Florida Republicans addressed the problem of "convenience" earlier this year by cutting early voting days from 14 to eight, cutting budgets for expanded polling places and eliminating Sunday voting: African American (and some Latino) churches had successfully run a post-sermon"Souls to the Polls" operation, getting out the vote in 2004, 2006 and 2008. Florida has also attacked civic-minded people trying to register new voters. Jill Ciccarelli, a teacher at New Smyrna Beach High School, wanted to foster a sense of citizenship amongst her pupils, so she helped the ones who were old enough register. She didn't know she was breaking the law. Now, all individuals or groups must file a "third party registration organisation" form with the state, and instead of having ten days to deliver the paperwork,they must now do it in 48 hours. Failure to comply could draw felony charges and thousands of dollars in fines.

The nonpartisan League of Women Voters, promoters of civic responsibility since 1920, has now abandoned its Florida voter drives: LWV is suing the state, saying that Florida's clampdown on the franchise violates the 1965 Voting Rights Act. Florida's response? Governor Rick Scott, a Republican elected in 2010 and steeped in Koch-flavored Tea, wants to largely exempt Florida - a former slave state with as rich a racist history as Alabama or Mississippi - from the 1965 Voting Rights Act.

Florida's not out front on this: many states, including those fat with electoral college votes such as Texas, Pennsylvania, Wisconsin, Indiana, Tennessee and Ohio, have passed harsh restrictions on who can vote and how. More than a dozen states demand that people show an approved photo ID card.
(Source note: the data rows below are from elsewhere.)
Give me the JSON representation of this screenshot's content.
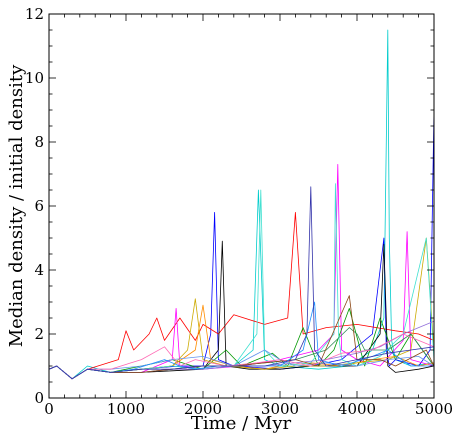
{
  "chart_data": {
    "type": "line",
    "title": "",
    "xlabel": "Time / Myr",
    "ylabel": "Median density / initial density",
    "xlim": [
      0,
      5000
    ],
    "ylim": [
      0,
      12
    ],
    "xticks": [
      0,
      1000,
      2000,
      3000,
      4000,
      5000
    ],
    "yticks": [
      0,
      2,
      4,
      6,
      8,
      10,
      12
    ],
    "grid": false,
    "legend": "none",
    "frame": "box with inward ticks on all four sides",
    "series": [
      {
        "color": "#00cccc",
        "x": [
          0,
          100,
          300,
          500,
          800,
          1200,
          1600,
          2000,
          2400,
          2650,
          2720,
          2800,
          3000,
          3500,
          3900,
          4200,
          4350,
          4400,
          4420,
          4450,
          4500,
          4700,
          5000
        ],
        "y": [
          0.9,
          1.0,
          0.6,
          1.0,
          0.8,
          0.9,
          1.0,
          0.9,
          1.0,
          1.5,
          6.5,
          1.2,
          1.0,
          0.9,
          1.0,
          1.5,
          2.5,
          11.5,
          5.0,
          1.8,
          1.2,
          1.0,
          1.1
        ]
      },
      {
        "color": "#0000ff",
        "x": [
          0,
          100,
          300,
          500,
          800,
          1200,
          1700,
          2000,
          2100,
          2150,
          2200,
          2400,
          3000,
          3400,
          3800,
          4200,
          4350,
          4380,
          4420,
          4500,
          4800,
          4950,
          5000
        ],
        "y": [
          0.9,
          1.0,
          0.6,
          0.9,
          0.8,
          0.9,
          1.0,
          1.0,
          2.0,
          5.8,
          1.2,
          1.0,
          0.9,
          1.0,
          1.2,
          2.0,
          5.0,
          1.5,
          1.0,
          1.2,
          1.0,
          1.5,
          9.0
        ]
      },
      {
        "color": "#ff0000",
        "x": [
          0,
          100,
          300,
          500,
          900,
          1000,
          1100,
          1300,
          1400,
          1500,
          1700,
          1900,
          2000,
          2200,
          2400,
          2800,
          3100,
          3200,
          3300,
          3600,
          4000,
          4500,
          4800,
          5000
        ],
        "y": [
          0.9,
          1.0,
          0.6,
          0.9,
          1.2,
          2.1,
          1.5,
          2.0,
          2.5,
          1.8,
          2.5,
          1.8,
          2.3,
          2.0,
          2.6,
          2.3,
          2.5,
          5.8,
          2.0,
          2.2,
          2.3,
          2.1,
          2.0,
          1.8
        ]
      },
      {
        "color": "#ff00ff",
        "x": [
          0,
          100,
          300,
          500,
          800,
          1200,
          1600,
          1650,
          1700,
          2000,
          2500,
          3000,
          3500,
          3700,
          3750,
          3800,
          4000,
          4300,
          4600,
          4650,
          4700,
          5000
        ],
        "y": [
          0.9,
          1.0,
          0.6,
          0.9,
          0.8,
          0.8,
          1.2,
          2.8,
          1.0,
          0.9,
          1.0,
          1.2,
          1.5,
          2.0,
          7.3,
          1.5,
          1.2,
          1.0,
          1.8,
          5.2,
          1.2,
          1.0
        ]
      },
      {
        "color": "#000000",
        "x": [
          0,
          100,
          300,
          500,
          800,
          1200,
          1600,
          2000,
          2200,
          2250,
          2300,
          2600,
          3000,
          3400,
          3700,
          4000,
          4300,
          4350,
          4400,
          4500,
          4800,
          5000
        ],
        "y": [
          0.9,
          1.0,
          0.6,
          0.9,
          0.8,
          0.8,
          0.85,
          0.9,
          1.5,
          4.9,
          1.0,
          0.9,
          0.9,
          1.0,
          1.0,
          1.0,
          2.0,
          4.8,
          1.0,
          0.8,
          0.9,
          1.0
        ]
      },
      {
        "color": "#009900",
        "x": [
          0,
          100,
          300,
          500,
          800,
          1200,
          1600,
          2000,
          2300,
          2500,
          2700,
          2900,
          3100,
          3300,
          3500,
          3700,
          3900,
          4100,
          4300,
          4500,
          4700,
          5000
        ],
        "y": [
          0.9,
          1.0,
          0.6,
          0.9,
          0.8,
          1.0,
          1.2,
          0.9,
          1.5,
          1.0,
          1.2,
          1.4,
          1.0,
          2.2,
          1.0,
          1.5,
          2.8,
          1.0,
          2.5,
          1.2,
          2.0,
          1.0
        ]
      },
      {
        "color": "#2e8b57",
        "x": [
          0,
          100,
          300,
          500,
          800,
          1200,
          1600,
          2000,
          2400,
          2800,
          3200,
          3600,
          3900,
          4000,
          4100,
          4400,
          4700,
          5000
        ],
        "y": [
          0.9,
          1.0,
          0.6,
          0.9,
          0.8,
          0.8,
          0.9,
          1.0,
          1.0,
          1.1,
          1.2,
          1.5,
          2.2,
          2.0,
          1.5,
          1.5,
          2.0,
          1.0
        ]
      },
      {
        "color": "#ff8c00",
        "x": [
          0,
          100,
          300,
          500,
          800,
          1200,
          1600,
          1900,
          2000,
          2100,
          2400,
          2800,
          3000,
          3400,
          3800,
          4200,
          4500,
          4800,
          5000
        ],
        "y": [
          0.9,
          1.0,
          0.6,
          0.9,
          0.8,
          0.9,
          1.0,
          1.5,
          2.9,
          1.2,
          1.0,
          0.9,
          1.0,
          1.1,
          1.0,
          1.2,
          1.3,
          1.0,
          1.1
        ]
      },
      {
        "color": "#ccaa00",
        "x": [
          0,
          100,
          300,
          500,
          800,
          1200,
          1600,
          1800,
          1900,
          2000,
          2300,
          2800,
          3200,
          3600,
          4000,
          4400,
          4700,
          4900,
          5000
        ],
        "y": [
          0.9,
          1.0,
          0.6,
          0.9,
          0.8,
          0.9,
          1.0,
          1.5,
          3.1,
          1.2,
          1.0,
          0.9,
          1.0,
          1.0,
          1.1,
          1.2,
          1.5,
          5.0,
          1.5
        ]
      },
      {
        "color": "#40e0d0",
        "x": [
          0,
          100,
          300,
          500,
          800,
          1200,
          1600,
          2000,
          2400,
          2700,
          2750,
          2800,
          3000,
          3400,
          3700,
          3720,
          3760,
          3800,
          4000,
          4300,
          4600,
          4900,
          5000
        ],
        "y": [
          0.9,
          1.0,
          0.6,
          0.9,
          0.8,
          0.9,
          1.0,
          0.9,
          1.0,
          2.0,
          6.5,
          1.5,
          1.0,
          1.1,
          2.0,
          6.7,
          2.0,
          1.2,
          1.0,
          1.3,
          2.0,
          5.0,
          1.2
        ]
      },
      {
        "color": "#9370db",
        "x": [
          0,
          100,
          300,
          500,
          800,
          1200,
          1600,
          2000,
          2400,
          2800,
          3200,
          3600,
          4000,
          4300,
          4600,
          5000
        ],
        "y": [
          0.9,
          1.0,
          0.6,
          0.9,
          0.8,
          0.8,
          0.9,
          0.9,
          1.0,
          1.0,
          1.1,
          1.2,
          1.4,
          1.6,
          2.0,
          2.4
        ]
      },
      {
        "color": "#6495ed",
        "x": [
          0,
          100,
          300,
          500,
          800,
          1200,
          1600,
          2000,
          2400,
          2800,
          3000,
          3200,
          3600,
          4000,
          4400,
          4800,
          5000
        ],
        "y": [
          0.9,
          1.0,
          0.6,
          0.9,
          0.9,
          1.0,
          1.2,
          1.3,
          1.0,
          1.5,
          1.2,
          1.0,
          1.1,
          1.0,
          1.2,
          1.3,
          1.0
        ]
      },
      {
        "color": "#8b4513",
        "x": [
          0,
          100,
          300,
          500,
          800,
          1200,
          1600,
          2000,
          2400,
          2800,
          3200,
          3500,
          3900,
          4000,
          4300,
          4500,
          4900,
          5000
        ],
        "y": [
          0.9,
          1.0,
          0.6,
          0.9,
          0.8,
          0.8,
          0.9,
          1.0,
          1.0,
          1.1,
          1.2,
          1.0,
          3.2,
          1.2,
          1.2,
          1.0,
          1.5,
          1.0
        ]
      },
      {
        "color": "#ff69b4",
        "x": [
          0,
          100,
          300,
          500,
          800,
          1200,
          1500,
          1700,
          1900,
          2300,
          2700,
          3000,
          3400,
          3800,
          4200,
          4600,
          5000
        ],
        "y": [
          0.9,
          1.0,
          0.6,
          0.9,
          0.9,
          1.2,
          1.6,
          1.0,
          1.2,
          1.0,
          1.1,
          1.2,
          1.0,
          1.4,
          1.5,
          2.0,
          1.6
        ]
      },
      {
        "color": "#1e90ff",
        "x": [
          0,
          100,
          300,
          500,
          800,
          1100,
          1500,
          1700,
          1900,
          2200,
          2600,
          3000,
          3300,
          3450,
          3500,
          3800,
          4200,
          4400,
          4700,
          5000
        ],
        "y": [
          0.9,
          1.0,
          0.6,
          0.9,
          0.8,
          0.9,
          1.2,
          1.0,
          0.9,
          1.0,
          1.0,
          1.0,
          1.5,
          3.0,
          1.2,
          1.0,
          1.3,
          1.5,
          1.0,
          1.0
        ]
      },
      {
        "color": "#3333aa",
        "x": [
          0,
          100,
          300,
          500,
          800,
          1200,
          1600,
          2000,
          2400,
          2800,
          3200,
          3350,
          3400,
          3450,
          3600,
          4000,
          4400,
          4700,
          5000
        ],
        "y": [
          0.9,
          1.0,
          0.6,
          0.9,
          0.8,
          0.9,
          0.9,
          1.0,
          1.0,
          1.0,
          1.2,
          2.0,
          6.6,
          1.5,
          1.0,
          1.2,
          1.4,
          1.5,
          1.6
        ]
      }
    ]
  }
}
Surely, the middle-class reasoning goes, every red-blooded American has a driving license? But hundreds of thousands - many elderly, disabled or just plain poor - do not. Representative Terri Sewell, a member of Congress from Alabama, told the New York Times that her wheelchair-bound father had used his United States social security card as proof of identity when voting. Now that's been outlawed.

In Texas, student ID cards are no longer be valid for voting; neither are ID cards issued by the federal Veterans Administration. All those students and war vets need to do is go buy a gun: concealed weapons permits are acceptable at the polls.

Republicans all sing from the same hymnal on this one: voting must be tightly controlled to prevent fraud. Never mind that there is no fraud. Indeed, the Brennan Center found that voter fraud is so "exceedingly rare" that "one is more likely to be struck by lightning than to commit voter fraud." Mickey Mouse was not allowed to register. Paul Newman did not vote from beyond the grave. Hordes of undocumented Mexicans have not stuffed ballot boxes (though a great many new, legal Latino voters have registered in Florida, Texas and other large states).

But why let the facts get in the way of rigging an election? Some conservative sages have let the veil slip long enough for us to see what's really going on. Former Arkansas governor-turned-paid-Murdoch-mediaite Mike Huckabee likes to say that if people have friends who don't plan to vote the rightwing line, "Let the air out of their tires on election day. Tell them the election has been moved to a different date."

Huckabee protests he's just joking. But Matthew Vadum, a Fox News favorite and part of the paranoid right's brain trust, isn't being remotely funny when he says "registering the poor to vote is un-American." Nor was American Legislative Exchange Council co-founder Paul Weyrich back in the 1980s, when he said, "I don't want everybody to vote. Our leverage in the elections quite candidly goes up as the voting populace goes down."

Obviously, democracy is no fun if just anyone can play.